Friday, 22 de November de 2024 ISSN 1519-7670 - Ano 24 - nº 1315

Euclides, enfim, tem a sua autora

Hoje parece inacreditável, mas eu estava na terceira série do primário quando o professor de português indicou a leitura de Os Sertões. Recomendou que pulássemos os capítulos iniciais (“A Terra” e “O Homem”) e fossemos à parte que considerava mais apetitosa: “A Luta”. Não segui o conselho. E me dei bem: fiquei fascinado pela descrição geográfica feita com o saber técnico do engenheiro Euclides da Cunha, combinado com o mediúnico talento do escritor, clássico a cada frase.

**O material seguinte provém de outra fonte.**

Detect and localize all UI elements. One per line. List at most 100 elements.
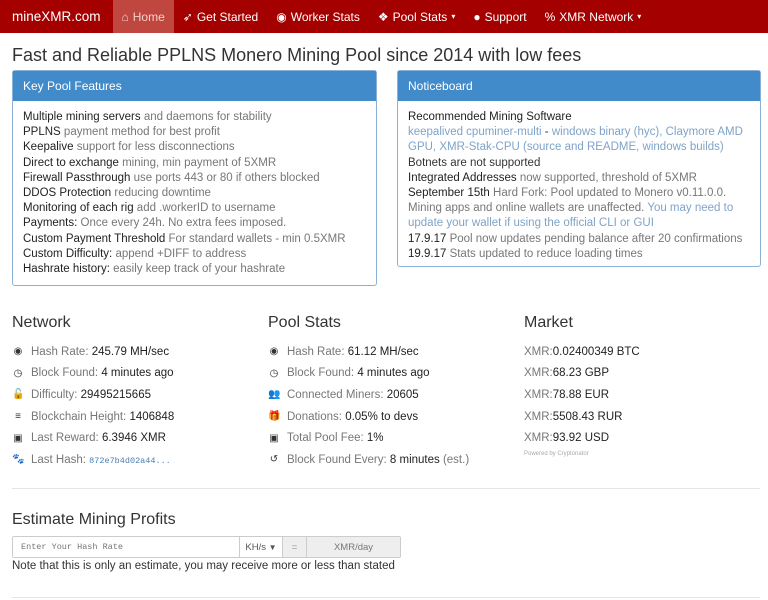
botnets-note: Botnets are not supported [408, 156, 541, 169]
nav-get-started[interactable]: ➶ Get Started [174, 0, 267, 33]
link-cpuminer[interactable]: keepalived cpuminer-multi [408, 126, 542, 138]
nav-label: Support [484, 9, 527, 24]
network-section: Network ◉ Hash Rate: 245.79 MH/sec ◷ Block F… [12, 314, 252, 471]
link-source[interactable]: source and README [527, 141, 636, 153]
market-row: XMR: 68.23 GBP [524, 363, 764, 385]
rocket-icon: ➶ [182, 9, 193, 24]
stat-value: 0.05% to devs [345, 410, 419, 423]
cubes-icon: ❖ [377, 9, 389, 24]
stat-row: ◉ Hash Rate: 245.79 MH/sec [12, 341, 252, 363]
dashboard-icon: ◉ [269, 346, 279, 358]
nav-home[interactable]: ⌂ Home [112, 0, 174, 33]
software-heading: Recommended Mining Software [408, 111, 572, 123]
result-field: XMR/day [306, 537, 400, 557]
nav-label: Pool Stats [392, 9, 448, 24]
nav-worker-stats[interactable]: ◉ Worker Stats [267, 0, 369, 33]
market-row: XMR: 78.88 EUR [524, 384, 764, 406]
stat-row: ≡ Blockchain Height: 1406848 [12, 406, 252, 428]
market-label: XMR: [524, 388, 553, 401]
stat-row: ▣ Total Pool Fee: 1% [268, 427, 508, 449]
section-title: Market [524, 314, 573, 331]
sep: ) [719, 141, 724, 154]
section-title: Network [12, 314, 71, 331]
hashrate-input[interactable] [13, 537, 239, 557]
feature-item: Payments: Once every 24h. No extra fees … [23, 216, 366, 231]
home-icon: ⌂ [121, 9, 129, 24]
market-value: 93.92 USD [552, 432, 610, 445]
unit-dropdown[interactable]: KH/s ▼ [239, 537, 282, 557]
estimate-title: Estimate Mining Profits [12, 511, 176, 528]
stat-row: 🔓 Difficulty: 29495215665 [12, 384, 252, 406]
market-section: Market XMR: 0.02400349 BTC XMR: 68.23 GBP X… [524, 314, 764, 457]
feature-name: Custom Payment Threshold [23, 232, 166, 245]
brand-logo[interactable]: mineXMR.com [0, 9, 113, 24]
powered-by[interactable]: Powered by Cryptonator [524, 451, 764, 457]
feature-desc: use ports 443 or 80 if others blocked [133, 171, 320, 184]
sep: - [541, 126, 552, 139]
feature-name: Hashrate history: [23, 263, 110, 276]
feature-desc: append +DIFF to address [115, 247, 247, 260]
link-icon: % [544, 9, 556, 24]
noticeboard-panel: Noticeboard Recommended Mining Software … [397, 70, 761, 267]
stat-extra: (est.) [439, 453, 470, 466]
stat-value: 61.12 MH/sec [347, 345, 419, 358]
money-icon: ▣ [13, 432, 23, 444]
feature-desc: easily keep track of your hashrate [113, 263, 286, 276]
stat-row: ↺ Block Found Every: 8 minutes (est.) [268, 449, 508, 471]
stat-row: ▣ Last Reward: 6.3946 XMR [12, 427, 252, 449]
market-value: 5508.43 RUR [552, 410, 623, 423]
feature-desc: reducing downtime [114, 187, 211, 200]
stat-row: ◷ Block Found: 4 minutes ago [12, 363, 252, 385]
feature-name: DDOS Protection [23, 187, 112, 200]
feature-name: PPLNS [23, 126, 61, 139]
notice-bold: Integrated Addresses [408, 171, 517, 184]
stat-value[interactable]: 872e7b4d02a44... [89, 456, 171, 466]
users-icon: 👥 [268, 389, 281, 401]
stat-label: Block Found: [287, 367, 358, 380]
stat-label: Block Found Every: [287, 453, 390, 466]
gift-icon: 🎁 [268, 411, 281, 423]
nav-support[interactable]: ● Support [464, 0, 535, 33]
feature-name: Firewall Passthrough [23, 171, 131, 184]
notice-text: now supported, threshold of 5XMR [516, 171, 697, 184]
market-row: XMR: 93.92 USD [524, 427, 764, 449]
equals-sign: = [282, 537, 306, 557]
feature-desc: payment method for best profit [63, 126, 220, 139]
divider [12, 488, 760, 489]
panel-title: Key Pool Features [13, 71, 376, 101]
stat-label: Hash Rate: [287, 345, 348, 358]
link-windows-binary[interactable]: windows binary (hyc) [552, 126, 659, 138]
stat-value: 20605 [386, 388, 419, 401]
feature-item: Firewall Passthrough use ports 443 or 80… [23, 171, 366, 186]
stat-label: Hash Rate: [31, 345, 92, 358]
history-icon: ↺ [269, 454, 279, 466]
clock-icon: ◷ [269, 367, 279, 379]
navbar: mineXMR.com ⌂ Home ➶ Get Started ◉ Worker Sta… [0, 0, 768, 33]
stat-row: ◷ Block Found: 4 minutes ago [268, 363, 508, 385]
feature-name: Custom Difficulty: [23, 247, 113, 260]
dashboard-icon: ◉ [276, 9, 287, 24]
feature-name: Direct to exchange [23, 156, 119, 169]
stat-row: ◉ Hash Rate: 61.12 MH/sec [268, 341, 508, 363]
caret-down-icon: ▼ [268, 542, 277, 552]
section-title: Pool Stats [268, 314, 341, 331]
panel-title: Noticeboard [398, 71, 760, 101]
stat-row: 🐾 Last Hash: 872e7b4d02a44... [12, 449, 252, 471]
nav-label: Get Started [196, 9, 259, 24]
clock-icon: ◷ [13, 367, 23, 379]
market-label: XMR: [524, 410, 553, 423]
dashboard-icon: ◉ [13, 346, 23, 358]
nav-pool-stats[interactable]: ❖ Pool Stats ▾ [369, 0, 464, 33]
feature-item: Monitoring of each rig add .workerID to … [23, 201, 366, 216]
feature-name: Monitoring of each rig [23, 202, 134, 215]
feature-name: Multiple mining servers [23, 111, 141, 123]
nav-label: XMR Network [559, 9, 634, 24]
stat-value: 4 minutes ago [101, 367, 174, 380]
notice-bold: 19.9.17 [408, 247, 447, 260]
stat-value: 4 minutes ago [357, 367, 430, 380]
link-windows-builds[interactable]: windows builds [643, 141, 720, 153]
comments-icon: ● [473, 9, 481, 24]
nav-xmr-network[interactable]: % XMR Network ▾ [536, 0, 651, 33]
divider [12, 597, 760, 598]
link-xmr-stak[interactable]: XMR-Stak-CPU [439, 141, 520, 153]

Não entendi tudo – nem mesmo a maior parte à primeira leitura. Mas já tinha o hábito do dicionário, adquirido quando, aos cinco anos, penetrei na biblioteca do meu pai e dei de cara com a versão em formato grande do Lello Universal. Foi paixão à primeira vista. Depois de avançar febril pelas páginas iniciais de Os Sertões, voltei para captar o sentido daquelas palavras estranhas, sonoras e retumbantes, cheias de um simbolismo raro, que ía da cabeça de um engenheiro para a alma de um prosador épico, como raros na literatura universal. O Lello foi mais apropriado do que os compêndios nacionais dada a fraseologia euclidiana.

Quando tive acesso aos escritos amazônicos e à correspondência completa de Euclides, primeiro pela Aguilar e, depois, pela editora da USP, uma ideia passou a martelar o meu cérebro: seguir os rastros interrompidos pelo assassinato e recriar o caminho que Euclides seguiria até sua ópera máxima, algo como As Selvas, parafraseando Os Sertões. Faltou-me tempo, aplicação e competência para realizar a tarefa.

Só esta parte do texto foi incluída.